It’s safe to say that Westerners are crazy about their dogs and that the pet industry is easily a billion dollar industry in the US alone. Everyone wants the best in bedding, clothes and toys for their special dog or dogs. Many have even turned to feeding “Fido” organic dog food, often available only at specialized shops or over the Internet. Nevertheless, organic dog food is big business and many dog owners swear by it.
Believe it or not, manufacturers can get certain types of their dog food certified by certifying bodies as being Certified Organic. There are organic dog foods containing organic beef, organic chicken and purely organically-grown grains, often supplemented with vegetable extracts that are all organic, as well as vitamins and minerals.
The cost is higher than for regular dog food; however, many dog owners will gladly pay the extra price. A typical organic dog food begins with beef that has been produced using strict organic guidelines, including that the cattle be raised without exposure to synthetic fertilizers, growth hormones, antibiotics or other chemical substances. The cattle must graze on organically-created pastures with a diet producing the leanest beef possible and beef that is high in omega 3 and omega 6 oils, linoleic acid, vitamin E and beta carotenes. For optimal sources of fiber, organic dog food adds organic vegetables in ways that maintain their high vitamin levels. Some vegetables in organic dog food include carrots, red beets and broccoli.

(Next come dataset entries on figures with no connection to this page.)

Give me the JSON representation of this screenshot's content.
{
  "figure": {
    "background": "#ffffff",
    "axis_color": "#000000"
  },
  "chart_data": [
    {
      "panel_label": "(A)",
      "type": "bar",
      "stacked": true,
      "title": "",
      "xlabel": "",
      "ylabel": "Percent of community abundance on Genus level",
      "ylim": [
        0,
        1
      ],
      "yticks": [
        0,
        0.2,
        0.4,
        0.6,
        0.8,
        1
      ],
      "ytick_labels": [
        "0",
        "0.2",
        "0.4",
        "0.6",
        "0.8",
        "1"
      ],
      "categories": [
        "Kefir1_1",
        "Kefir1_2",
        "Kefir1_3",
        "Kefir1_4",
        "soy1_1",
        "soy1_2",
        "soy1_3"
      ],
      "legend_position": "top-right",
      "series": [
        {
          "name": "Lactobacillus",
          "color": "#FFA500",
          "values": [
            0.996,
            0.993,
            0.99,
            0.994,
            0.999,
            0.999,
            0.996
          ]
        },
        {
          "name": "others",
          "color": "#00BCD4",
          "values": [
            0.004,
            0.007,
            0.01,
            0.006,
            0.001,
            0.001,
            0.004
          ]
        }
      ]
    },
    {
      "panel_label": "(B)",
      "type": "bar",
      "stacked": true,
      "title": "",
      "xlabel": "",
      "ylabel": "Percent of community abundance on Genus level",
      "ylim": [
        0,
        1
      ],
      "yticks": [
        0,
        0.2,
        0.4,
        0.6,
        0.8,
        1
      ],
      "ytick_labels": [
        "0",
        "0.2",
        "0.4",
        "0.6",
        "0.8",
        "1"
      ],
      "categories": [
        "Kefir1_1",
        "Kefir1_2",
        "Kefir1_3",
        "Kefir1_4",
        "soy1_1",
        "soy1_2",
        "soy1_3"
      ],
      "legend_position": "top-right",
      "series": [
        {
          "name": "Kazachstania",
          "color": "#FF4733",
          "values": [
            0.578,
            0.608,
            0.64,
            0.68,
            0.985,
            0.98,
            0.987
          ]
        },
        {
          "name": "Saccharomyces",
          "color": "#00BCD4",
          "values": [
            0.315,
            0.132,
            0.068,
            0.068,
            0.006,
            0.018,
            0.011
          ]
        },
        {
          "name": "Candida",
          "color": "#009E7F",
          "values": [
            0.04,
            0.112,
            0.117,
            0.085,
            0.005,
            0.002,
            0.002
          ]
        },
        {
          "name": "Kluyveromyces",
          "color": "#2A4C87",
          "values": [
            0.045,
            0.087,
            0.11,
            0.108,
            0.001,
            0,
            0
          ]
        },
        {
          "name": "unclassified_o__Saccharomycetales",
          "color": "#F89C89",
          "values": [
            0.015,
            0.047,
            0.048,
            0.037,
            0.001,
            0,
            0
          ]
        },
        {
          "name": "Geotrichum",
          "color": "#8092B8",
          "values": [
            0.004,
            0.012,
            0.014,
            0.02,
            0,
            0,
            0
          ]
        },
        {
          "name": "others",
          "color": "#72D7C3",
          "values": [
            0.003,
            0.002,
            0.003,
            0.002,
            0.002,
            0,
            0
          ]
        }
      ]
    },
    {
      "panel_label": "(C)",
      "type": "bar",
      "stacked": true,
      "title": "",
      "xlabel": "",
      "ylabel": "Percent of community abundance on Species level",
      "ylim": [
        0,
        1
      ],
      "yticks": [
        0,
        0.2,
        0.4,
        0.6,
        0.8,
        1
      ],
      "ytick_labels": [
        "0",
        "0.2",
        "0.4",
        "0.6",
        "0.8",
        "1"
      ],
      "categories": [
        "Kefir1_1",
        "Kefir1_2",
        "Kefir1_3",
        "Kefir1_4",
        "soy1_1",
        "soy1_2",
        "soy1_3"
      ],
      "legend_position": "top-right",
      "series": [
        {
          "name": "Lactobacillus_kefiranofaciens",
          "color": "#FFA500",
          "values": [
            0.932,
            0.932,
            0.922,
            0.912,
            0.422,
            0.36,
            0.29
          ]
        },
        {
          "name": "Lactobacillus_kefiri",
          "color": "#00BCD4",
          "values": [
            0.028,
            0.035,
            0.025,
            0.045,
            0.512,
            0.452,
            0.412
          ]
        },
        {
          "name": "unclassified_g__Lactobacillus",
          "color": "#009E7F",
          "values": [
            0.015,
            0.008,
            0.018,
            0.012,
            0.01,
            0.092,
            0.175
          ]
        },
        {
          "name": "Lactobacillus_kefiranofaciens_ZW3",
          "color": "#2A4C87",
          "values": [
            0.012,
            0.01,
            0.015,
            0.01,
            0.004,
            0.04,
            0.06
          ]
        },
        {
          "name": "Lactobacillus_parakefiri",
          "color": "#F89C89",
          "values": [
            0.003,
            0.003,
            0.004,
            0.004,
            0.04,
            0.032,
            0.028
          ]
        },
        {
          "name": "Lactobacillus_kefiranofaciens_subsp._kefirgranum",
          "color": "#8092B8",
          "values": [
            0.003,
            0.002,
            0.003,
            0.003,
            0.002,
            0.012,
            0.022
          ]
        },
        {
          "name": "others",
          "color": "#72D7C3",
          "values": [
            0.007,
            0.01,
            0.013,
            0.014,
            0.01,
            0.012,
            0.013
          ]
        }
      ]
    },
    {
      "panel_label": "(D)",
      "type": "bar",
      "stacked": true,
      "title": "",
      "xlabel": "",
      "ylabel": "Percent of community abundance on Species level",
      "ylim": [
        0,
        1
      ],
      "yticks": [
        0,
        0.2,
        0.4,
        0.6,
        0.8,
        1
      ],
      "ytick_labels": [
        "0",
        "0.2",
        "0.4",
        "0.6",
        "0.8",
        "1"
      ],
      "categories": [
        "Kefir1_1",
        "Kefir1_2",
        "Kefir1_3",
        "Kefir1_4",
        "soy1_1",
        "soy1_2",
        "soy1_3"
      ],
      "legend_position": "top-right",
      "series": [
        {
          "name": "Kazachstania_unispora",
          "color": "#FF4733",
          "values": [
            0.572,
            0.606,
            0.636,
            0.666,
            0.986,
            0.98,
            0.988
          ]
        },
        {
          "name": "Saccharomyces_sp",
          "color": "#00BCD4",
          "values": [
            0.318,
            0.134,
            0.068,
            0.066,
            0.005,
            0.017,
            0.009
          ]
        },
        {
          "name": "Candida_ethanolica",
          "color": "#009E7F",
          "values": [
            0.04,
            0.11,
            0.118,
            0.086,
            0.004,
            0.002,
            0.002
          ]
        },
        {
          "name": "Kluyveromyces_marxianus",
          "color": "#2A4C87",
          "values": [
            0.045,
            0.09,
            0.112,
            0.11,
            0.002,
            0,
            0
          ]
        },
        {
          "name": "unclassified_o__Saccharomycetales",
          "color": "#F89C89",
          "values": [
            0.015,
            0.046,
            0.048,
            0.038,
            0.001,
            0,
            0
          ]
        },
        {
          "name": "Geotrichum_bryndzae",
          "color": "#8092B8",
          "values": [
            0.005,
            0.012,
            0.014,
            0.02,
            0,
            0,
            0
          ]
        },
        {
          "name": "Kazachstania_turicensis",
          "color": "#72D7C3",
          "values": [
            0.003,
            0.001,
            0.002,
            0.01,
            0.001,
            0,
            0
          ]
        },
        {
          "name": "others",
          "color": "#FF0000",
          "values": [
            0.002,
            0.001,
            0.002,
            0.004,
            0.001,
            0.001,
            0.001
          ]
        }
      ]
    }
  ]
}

Herbs that provide an antioxidant effect include organic thyme, oregano and rosemary, all of which have healthful properties in dogs. Because dogs need essential fatty acids, organic dog food provides organic sources of linoleic acid and linolenic acids. These essential fatty acids are important in handling lipid soluble vitamins like vitamins A, D, E and K; in addition, they help metabolize cholesterol in the pet. Organic sources of these fatty acids include cold-processed canola oil, sunflower oil and organic vegetables and seeds. Organic flax oil contains omega 3 fatty acids for a shiny skin and coat.
One of the least recognizable types of fatty acids in organic food is the omega 9 fatty acid category, which consists of stearic and oleic acids. These help stabilize the flavor, texture and aroma of dog food and are derived from cold-pressed sunflower oil.
Cold processing makes this oil a good antioxidant for dogs. Some estimates say that up to 20 percent of all dogs suffer from some type of allergy and its believed that food sensitivity accounts for a third of all allergies. Organic dog food, because it complies with strict food safety and production methods, is believed to be hypoallergenic to dogs. Some dog food companies routinely test their products for allergens and, because they carefully trace their ingredients, there is a decreased chance of dog food allergens. Most organic dog food avoids being allergenic by keeping common allergens, including cord, soybeans, wheat, meat by-products, milk by-products, artificial flavors, chemical preservatives and artificial colorants, out of the product.
As a preservative, many manufacturers use bee propolis to preserve the product; this is a naturally occurring substance that is low in allergenic potential. Organic dog food is extremely healthy and safe for dogs and, in some cases, it may be worth the extra cost to the owner. The dog will likely love the food and it will probably have an impact on his or her overall health in the long run.